I don't have too much to add to this very interesting conversation, for better or for worse.  I will fully agree that people can be real jerks to one another at times.  Societal pressures are, of course, a blessing and a curse: Although being part of a society allows us to do things that we never could have done otherwise, it also leads us to do things -- cruel things, stupid things -- that we never would have done otherwise.  Stanley Milgram and Philip Zimbardo* studied this quite extensively, as is mentioned above; errihu brought up the Tuskegee Syphilis Experiment and Tearoom Trade, too, while Valerian brought up the bystander effect.  Some other experiments, studies, and concepts that make a good person want to scream include:

Asch's conformity experiments

Darley and Batson's study of Good Samaritans

Festinger's notion of cognitive dissonance

Janis's groupthink

Ross, Lepper, and Hubbard's studies on belief perseverance

Sherif's realistic conflict theory

And, naturally, similar studies are still going on today.

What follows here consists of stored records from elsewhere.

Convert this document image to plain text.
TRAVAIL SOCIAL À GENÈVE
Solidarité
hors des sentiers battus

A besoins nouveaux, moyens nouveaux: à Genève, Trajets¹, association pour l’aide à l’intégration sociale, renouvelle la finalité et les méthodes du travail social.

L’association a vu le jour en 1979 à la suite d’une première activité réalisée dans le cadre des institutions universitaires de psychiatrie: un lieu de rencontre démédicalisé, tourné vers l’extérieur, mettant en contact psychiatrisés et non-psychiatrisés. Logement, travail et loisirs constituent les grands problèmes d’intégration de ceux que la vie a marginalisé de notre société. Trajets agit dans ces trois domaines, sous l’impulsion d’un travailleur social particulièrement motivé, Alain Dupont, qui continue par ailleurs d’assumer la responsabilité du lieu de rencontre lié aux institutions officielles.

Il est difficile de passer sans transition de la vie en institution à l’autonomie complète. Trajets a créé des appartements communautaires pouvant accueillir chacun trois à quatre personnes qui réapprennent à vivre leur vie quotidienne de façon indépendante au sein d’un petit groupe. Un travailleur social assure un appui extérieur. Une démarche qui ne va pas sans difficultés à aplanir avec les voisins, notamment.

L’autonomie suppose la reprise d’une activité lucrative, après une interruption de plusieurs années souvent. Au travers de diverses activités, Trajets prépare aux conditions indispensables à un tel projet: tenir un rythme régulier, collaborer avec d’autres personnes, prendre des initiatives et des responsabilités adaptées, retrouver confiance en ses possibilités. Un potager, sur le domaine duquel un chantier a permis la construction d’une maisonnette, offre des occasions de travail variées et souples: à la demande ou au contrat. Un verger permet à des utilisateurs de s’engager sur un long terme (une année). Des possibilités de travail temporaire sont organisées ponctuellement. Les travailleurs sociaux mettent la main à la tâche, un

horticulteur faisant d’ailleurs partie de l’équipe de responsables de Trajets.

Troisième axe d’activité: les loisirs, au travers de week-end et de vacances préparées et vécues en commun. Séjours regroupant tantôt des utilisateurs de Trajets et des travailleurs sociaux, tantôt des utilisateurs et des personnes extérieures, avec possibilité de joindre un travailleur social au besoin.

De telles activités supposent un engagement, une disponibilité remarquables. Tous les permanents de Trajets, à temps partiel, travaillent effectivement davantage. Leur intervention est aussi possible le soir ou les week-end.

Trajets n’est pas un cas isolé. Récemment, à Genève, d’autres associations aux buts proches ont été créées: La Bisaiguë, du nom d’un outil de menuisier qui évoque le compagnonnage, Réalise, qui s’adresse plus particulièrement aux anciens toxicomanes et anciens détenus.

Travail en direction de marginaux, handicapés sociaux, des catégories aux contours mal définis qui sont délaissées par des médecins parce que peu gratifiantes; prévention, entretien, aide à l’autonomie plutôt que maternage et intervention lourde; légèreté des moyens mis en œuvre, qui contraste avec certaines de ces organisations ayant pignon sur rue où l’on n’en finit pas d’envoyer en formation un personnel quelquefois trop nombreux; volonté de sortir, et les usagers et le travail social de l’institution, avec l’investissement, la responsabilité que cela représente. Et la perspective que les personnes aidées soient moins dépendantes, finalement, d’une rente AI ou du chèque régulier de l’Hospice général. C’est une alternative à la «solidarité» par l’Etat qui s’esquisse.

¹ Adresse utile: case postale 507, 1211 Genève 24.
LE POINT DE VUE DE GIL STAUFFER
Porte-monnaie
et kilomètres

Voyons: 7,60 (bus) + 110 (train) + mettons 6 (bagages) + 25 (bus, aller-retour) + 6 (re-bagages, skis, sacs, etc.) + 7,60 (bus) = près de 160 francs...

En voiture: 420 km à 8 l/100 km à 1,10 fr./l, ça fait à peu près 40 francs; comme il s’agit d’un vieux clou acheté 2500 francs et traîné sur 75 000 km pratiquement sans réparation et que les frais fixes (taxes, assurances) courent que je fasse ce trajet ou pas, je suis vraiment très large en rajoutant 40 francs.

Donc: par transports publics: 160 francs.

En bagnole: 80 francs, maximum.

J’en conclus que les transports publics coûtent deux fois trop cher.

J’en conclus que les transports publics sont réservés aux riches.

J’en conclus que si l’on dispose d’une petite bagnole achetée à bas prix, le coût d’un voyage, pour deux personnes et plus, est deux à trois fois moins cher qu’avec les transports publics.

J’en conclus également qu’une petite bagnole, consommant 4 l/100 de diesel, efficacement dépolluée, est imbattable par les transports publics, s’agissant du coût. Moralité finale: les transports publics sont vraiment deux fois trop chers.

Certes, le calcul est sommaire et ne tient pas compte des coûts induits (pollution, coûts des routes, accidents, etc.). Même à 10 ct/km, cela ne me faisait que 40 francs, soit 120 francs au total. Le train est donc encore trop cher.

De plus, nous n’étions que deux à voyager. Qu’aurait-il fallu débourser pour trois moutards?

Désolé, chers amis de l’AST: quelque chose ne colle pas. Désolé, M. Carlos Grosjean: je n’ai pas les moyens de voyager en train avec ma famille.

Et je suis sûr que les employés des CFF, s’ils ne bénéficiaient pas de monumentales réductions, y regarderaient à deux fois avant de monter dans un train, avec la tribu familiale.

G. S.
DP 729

Oh, and please don't quote me on this -- I can't offer any specific sources -- but I'm under the impression that these flaws exist in the members of every cross-section of society.  Yeah, the average Joe can be a jerk, but jerkiness is not exclusive to him.  Doctors conducted the Tuskegee Syphilis Experiment (over a forty-year period, I might add).  Law enforcement officers abuse prisoners.  Esteemed scientists fake their data.  Engineers design concentration camps; veteran soldiers work in them.  Religious leaders perform quite wicked acts.  We can all think of further examples; indeed, it's hard not to think of further examples.  I feel that all of this makes sense, actually: Why wouldn't society favor those individuals who can most tolerate its shadows?

And it would be easy to suggest that all we need to do is acquaint people with these experiments, make them aware of their weaknesses, and then they will all act morally.  Sadly, I don't know of any evidence that that's actually the case; indeed, I vaguely recall studies that demonstrated the very opposite.

Fortunately, we can take comfort in the fact that though people are capable of great foolishness and cruelty, people are also capable of great strength and kindness.  Yeah, there's Adolf Eichmann, but there's Arland Dean Williams, Jr., too.  Yeah, there's Roy Cohn, but there's Nelson Mandela, too.  Yeah, there's this guy



but there's also this guy



Anyhow, this subject is most certainly worth discussing.  Thanks for starting this thread, Trieste, and thanks to everybody who's participated!

Spel


* As a note, Stanley Milgram and Philip Zimbardo were friends since they were students, if I'm correct.